One in four of the COVID-19 cases in Canada are aged 20 to 39, and account for seven per cent of hospitalizations in Canada, and eight per cent of patients admitted to ICU, he added.

“Young people, therefore, are not immune from the devastating effects of COVID-19,” he said “Hospitalizations tend to be long and ICU stays can stretch for weeks.”

Of equal importance is the concern that young people who can easily recover from COVID-19 can infect others who may not be able to fight the potentially deadly virus as easily.

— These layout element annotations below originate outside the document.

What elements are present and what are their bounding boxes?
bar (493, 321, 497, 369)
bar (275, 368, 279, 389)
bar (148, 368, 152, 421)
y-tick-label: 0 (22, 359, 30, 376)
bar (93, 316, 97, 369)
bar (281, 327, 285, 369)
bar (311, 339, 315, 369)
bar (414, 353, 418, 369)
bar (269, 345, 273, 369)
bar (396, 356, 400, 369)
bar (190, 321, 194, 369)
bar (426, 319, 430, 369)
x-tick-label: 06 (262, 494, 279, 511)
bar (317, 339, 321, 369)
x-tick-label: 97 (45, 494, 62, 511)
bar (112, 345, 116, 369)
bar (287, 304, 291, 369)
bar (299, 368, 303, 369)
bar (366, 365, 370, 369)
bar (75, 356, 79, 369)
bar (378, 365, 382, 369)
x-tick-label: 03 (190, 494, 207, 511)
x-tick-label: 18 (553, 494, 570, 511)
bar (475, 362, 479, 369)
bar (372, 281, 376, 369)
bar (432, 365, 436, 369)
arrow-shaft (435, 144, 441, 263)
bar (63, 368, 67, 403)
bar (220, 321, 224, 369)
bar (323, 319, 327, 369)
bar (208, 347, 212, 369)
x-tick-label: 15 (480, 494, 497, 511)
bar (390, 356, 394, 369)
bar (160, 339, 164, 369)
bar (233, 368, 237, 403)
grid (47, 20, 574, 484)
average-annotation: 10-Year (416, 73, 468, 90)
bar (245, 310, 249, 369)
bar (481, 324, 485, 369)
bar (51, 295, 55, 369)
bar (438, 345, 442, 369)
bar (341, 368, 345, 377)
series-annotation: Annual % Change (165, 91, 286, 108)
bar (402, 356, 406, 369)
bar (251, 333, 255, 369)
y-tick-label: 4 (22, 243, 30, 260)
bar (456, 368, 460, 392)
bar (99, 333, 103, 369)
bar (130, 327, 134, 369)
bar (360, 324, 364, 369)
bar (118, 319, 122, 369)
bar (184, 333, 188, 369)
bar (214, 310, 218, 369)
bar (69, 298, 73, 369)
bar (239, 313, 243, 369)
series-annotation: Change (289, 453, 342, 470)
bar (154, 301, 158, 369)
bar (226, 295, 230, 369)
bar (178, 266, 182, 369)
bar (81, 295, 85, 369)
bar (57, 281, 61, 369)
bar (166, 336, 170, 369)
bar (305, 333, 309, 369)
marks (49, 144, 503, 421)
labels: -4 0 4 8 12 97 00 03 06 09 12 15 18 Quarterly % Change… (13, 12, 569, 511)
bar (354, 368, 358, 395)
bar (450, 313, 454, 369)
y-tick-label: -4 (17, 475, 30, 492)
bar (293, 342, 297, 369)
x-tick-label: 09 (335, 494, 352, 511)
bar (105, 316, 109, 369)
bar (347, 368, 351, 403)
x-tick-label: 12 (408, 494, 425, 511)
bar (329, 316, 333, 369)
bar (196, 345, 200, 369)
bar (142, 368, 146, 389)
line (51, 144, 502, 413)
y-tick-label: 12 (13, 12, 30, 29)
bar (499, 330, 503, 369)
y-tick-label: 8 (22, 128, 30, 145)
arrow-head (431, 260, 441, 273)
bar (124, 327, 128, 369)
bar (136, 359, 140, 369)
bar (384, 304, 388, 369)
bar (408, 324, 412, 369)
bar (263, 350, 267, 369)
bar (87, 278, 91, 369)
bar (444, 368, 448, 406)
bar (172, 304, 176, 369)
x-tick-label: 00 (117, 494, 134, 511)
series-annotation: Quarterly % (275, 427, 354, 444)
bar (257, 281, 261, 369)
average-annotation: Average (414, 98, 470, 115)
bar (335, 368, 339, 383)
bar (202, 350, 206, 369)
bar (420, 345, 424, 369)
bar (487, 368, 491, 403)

“When young people get infected, they bring these infections into their families,” Kurji said. “Children are just as likely to acquire these infections from the young people as are adults. And remember, the consequences to the elderly folks in the family are devastating.”

For McGrath, who returned to work as an assistant manager at a Main Street restaurant last month, the need for caution remains clear.

“I’m seeing all these elderly people with masks, gloves and face shields on, they’re so scared. If I get it, I’ll get over it, but I don’t want to be the one that could give it to them, so I’m still being really careful,” she said.

She continues to maintain a physical distance when visiting her parents, who are both essential workers, which “has been really tough,” she said. 

While some of her friends have received tickets for not practising social distancing, she added, she has only seen them at occasions like birthdays when she can maintain physical distance or stay in her car in a drive-by.

“It has made me so much more grateful for my friendships,” she said, adding that pandemic isolation has revealed the “true friends” who have made the effort to connect and stay in touch.

“That has made it a bit better,” she said. “But trust me, the second that patios are open, I’ll be there. I’m so ready to go out.”